Salti nel cielo, ripiombi sulla terra, dopo aver vissuto attimi indimenticabili e tali rimarranno.
Il siero della felicità: gustare il meglio di ogni momento, per quello che è…se nel futuro quel momento dovesse ritornare, allora si sarà felicissimi di poterlo gustare ancora.

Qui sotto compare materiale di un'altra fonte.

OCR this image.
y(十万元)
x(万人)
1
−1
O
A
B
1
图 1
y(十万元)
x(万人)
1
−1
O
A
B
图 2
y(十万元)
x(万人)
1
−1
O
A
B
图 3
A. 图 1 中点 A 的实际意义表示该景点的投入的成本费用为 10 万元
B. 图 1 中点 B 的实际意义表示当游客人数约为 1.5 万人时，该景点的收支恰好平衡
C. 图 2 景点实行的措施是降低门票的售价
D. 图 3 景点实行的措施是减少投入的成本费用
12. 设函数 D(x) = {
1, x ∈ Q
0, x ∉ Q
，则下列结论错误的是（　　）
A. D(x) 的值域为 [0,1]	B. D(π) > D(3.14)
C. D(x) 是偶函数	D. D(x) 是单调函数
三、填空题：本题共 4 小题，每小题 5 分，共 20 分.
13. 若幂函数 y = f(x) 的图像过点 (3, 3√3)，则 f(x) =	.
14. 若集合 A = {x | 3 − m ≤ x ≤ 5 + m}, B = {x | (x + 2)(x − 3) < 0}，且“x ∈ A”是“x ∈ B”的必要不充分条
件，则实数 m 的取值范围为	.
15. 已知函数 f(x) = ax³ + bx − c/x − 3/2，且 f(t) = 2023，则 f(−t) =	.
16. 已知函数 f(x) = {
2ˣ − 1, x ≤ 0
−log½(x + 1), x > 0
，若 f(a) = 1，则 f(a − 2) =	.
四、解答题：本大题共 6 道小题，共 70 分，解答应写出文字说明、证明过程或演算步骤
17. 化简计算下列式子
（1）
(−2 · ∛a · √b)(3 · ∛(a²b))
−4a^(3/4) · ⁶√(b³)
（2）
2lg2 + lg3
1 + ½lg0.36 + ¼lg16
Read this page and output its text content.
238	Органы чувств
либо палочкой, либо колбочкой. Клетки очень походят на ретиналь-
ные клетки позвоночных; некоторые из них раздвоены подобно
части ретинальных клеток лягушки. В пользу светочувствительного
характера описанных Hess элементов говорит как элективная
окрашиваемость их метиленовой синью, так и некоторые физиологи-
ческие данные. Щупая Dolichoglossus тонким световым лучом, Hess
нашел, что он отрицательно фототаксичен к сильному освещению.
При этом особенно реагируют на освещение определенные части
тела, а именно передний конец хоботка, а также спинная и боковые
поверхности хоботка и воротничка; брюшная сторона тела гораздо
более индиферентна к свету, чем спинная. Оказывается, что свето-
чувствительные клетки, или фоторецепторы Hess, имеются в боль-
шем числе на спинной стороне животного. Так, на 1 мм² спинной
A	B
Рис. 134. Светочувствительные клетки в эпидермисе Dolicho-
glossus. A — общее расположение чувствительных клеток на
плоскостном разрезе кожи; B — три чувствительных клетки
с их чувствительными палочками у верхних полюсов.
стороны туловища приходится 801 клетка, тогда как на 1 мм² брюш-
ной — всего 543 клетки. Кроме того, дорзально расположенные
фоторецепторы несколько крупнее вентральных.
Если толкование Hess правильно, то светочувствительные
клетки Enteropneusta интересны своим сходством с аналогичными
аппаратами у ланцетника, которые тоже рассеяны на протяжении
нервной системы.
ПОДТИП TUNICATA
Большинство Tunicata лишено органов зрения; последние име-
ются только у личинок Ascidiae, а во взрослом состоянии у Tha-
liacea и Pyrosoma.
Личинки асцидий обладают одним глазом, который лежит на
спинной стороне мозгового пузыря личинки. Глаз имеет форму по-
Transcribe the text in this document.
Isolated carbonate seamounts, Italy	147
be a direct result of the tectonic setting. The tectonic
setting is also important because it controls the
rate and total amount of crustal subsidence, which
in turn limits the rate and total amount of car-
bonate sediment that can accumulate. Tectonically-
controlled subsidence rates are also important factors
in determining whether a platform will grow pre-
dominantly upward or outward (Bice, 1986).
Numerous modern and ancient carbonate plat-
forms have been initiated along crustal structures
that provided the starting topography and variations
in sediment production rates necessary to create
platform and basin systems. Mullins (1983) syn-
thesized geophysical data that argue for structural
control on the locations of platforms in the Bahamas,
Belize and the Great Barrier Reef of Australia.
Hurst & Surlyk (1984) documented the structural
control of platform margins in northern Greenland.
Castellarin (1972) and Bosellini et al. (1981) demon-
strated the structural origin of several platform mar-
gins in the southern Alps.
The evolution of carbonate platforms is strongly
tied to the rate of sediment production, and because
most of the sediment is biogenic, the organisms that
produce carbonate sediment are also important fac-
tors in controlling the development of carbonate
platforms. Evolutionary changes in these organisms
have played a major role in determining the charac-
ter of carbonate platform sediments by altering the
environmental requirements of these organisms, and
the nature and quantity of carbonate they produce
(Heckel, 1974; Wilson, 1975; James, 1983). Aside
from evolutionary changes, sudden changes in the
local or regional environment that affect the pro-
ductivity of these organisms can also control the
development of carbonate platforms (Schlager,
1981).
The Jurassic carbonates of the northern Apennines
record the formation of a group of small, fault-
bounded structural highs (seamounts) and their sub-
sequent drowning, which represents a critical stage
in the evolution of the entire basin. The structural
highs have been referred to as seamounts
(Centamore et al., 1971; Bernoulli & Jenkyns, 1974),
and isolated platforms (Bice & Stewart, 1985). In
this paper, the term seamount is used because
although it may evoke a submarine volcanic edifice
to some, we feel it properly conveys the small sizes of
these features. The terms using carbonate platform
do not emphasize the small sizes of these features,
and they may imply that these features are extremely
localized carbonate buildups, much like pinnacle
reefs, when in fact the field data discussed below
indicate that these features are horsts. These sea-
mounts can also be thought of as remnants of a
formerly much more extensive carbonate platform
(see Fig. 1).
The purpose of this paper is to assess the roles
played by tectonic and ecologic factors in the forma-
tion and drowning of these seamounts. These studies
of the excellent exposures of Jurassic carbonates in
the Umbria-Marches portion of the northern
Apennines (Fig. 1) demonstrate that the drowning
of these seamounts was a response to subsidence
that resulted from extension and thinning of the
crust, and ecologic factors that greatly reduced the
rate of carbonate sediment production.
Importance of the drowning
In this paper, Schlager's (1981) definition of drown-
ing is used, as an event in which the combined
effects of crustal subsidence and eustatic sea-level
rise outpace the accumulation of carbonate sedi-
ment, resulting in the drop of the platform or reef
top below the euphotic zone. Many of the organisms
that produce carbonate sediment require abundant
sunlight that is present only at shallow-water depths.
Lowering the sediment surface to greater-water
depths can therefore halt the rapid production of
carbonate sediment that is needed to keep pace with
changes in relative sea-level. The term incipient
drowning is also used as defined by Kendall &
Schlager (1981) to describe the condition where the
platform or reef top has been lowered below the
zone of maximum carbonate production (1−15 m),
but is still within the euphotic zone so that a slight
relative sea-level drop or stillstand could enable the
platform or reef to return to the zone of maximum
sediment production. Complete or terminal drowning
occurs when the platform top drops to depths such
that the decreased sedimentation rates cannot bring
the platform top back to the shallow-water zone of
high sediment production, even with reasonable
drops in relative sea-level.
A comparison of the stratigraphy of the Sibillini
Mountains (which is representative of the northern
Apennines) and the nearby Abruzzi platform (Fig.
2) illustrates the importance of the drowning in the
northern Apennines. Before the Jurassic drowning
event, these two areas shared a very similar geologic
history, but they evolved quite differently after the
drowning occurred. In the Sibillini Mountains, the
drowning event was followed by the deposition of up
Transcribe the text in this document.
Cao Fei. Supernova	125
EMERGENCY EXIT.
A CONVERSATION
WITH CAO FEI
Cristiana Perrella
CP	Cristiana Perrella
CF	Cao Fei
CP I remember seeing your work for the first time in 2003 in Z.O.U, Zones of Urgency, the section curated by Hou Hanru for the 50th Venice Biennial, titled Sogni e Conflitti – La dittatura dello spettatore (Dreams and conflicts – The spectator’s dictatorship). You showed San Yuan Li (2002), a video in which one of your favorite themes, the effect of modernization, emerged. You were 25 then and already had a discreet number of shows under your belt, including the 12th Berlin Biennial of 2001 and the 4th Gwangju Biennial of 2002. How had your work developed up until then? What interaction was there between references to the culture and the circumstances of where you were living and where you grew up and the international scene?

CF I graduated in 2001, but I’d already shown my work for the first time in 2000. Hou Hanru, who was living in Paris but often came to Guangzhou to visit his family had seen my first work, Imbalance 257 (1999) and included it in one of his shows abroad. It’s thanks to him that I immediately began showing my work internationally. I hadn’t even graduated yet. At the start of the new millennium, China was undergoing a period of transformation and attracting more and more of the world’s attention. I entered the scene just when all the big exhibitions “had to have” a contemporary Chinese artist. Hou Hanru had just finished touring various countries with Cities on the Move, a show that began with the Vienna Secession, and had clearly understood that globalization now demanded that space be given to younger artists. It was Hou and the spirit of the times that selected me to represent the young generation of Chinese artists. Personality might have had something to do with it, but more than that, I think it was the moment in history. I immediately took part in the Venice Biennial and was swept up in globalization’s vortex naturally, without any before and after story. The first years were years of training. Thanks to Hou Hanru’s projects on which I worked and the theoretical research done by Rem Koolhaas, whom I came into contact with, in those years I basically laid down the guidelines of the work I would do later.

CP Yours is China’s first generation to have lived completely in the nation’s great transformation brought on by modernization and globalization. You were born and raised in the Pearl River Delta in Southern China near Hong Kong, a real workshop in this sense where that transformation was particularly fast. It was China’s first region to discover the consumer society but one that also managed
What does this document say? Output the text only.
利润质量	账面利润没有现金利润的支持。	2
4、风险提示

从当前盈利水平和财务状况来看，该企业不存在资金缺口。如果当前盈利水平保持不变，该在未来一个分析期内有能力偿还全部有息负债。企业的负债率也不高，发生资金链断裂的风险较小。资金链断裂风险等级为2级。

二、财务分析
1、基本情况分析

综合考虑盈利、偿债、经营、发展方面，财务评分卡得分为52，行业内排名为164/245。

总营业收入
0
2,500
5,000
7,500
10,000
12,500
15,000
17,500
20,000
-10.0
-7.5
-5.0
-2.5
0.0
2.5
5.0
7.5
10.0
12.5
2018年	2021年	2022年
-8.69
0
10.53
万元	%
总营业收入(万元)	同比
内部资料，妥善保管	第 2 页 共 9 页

Giorni accompagnano mesi, anni, il tempo che scorre, tutto muta, anche gli occhi tristi di colpo si ricoprono di luce, nuovi colori li rendono felici.
Cantare adesso rimane la cosa che mi rende più felice.
Le nuvole sono il vero termometro dell’umore, perché se riesci a sorridere osservando un cielo grigio significa che dentro di te persiste l’anticiclone della felicità.
Non m’interessa la felicità di tutti, ma la felicità di ciascuno.
Mi sono chiesta tante volte se la felicità ha un numero, un indirizzo, un cap, una residenza specifica. Mi sono chiesta se esista davvero. Mi sono chiesta se c’è un treno che ha come meta e rotta questa fantomatica parola. Come sempre, ho solo una risposta da esternare e da pronunciare a voce bassa: la felicità non è altro che seminare sorrisi in un prato dove erbacce e gramigna risiedono incontrastate senza rinunce. La felicità è fare un patto col destino, mentre desiderio e volontà si abbracciano e si amano, sotto questo cielo di mille contrasti e di acerbe contraddizioni e consapevolezze. Ecco cos’è la felicità: è amarsi incondizionatamente, è credere che qualcuno da qualche parte possa amarti davvero per quello che sei. La felicità è trovarsi sopra un precipizio, pronta a cadere ma anche pronta ad aggrapparsi alla speranza, quella speranza che ti tiene su mentre scivoli giù in quel dirupo di cattiverie. La felicità è essere pronti a mettere le ali e a volare, in qualsiasi momento, protetti indistintamente da ciò che si ha nel cuore.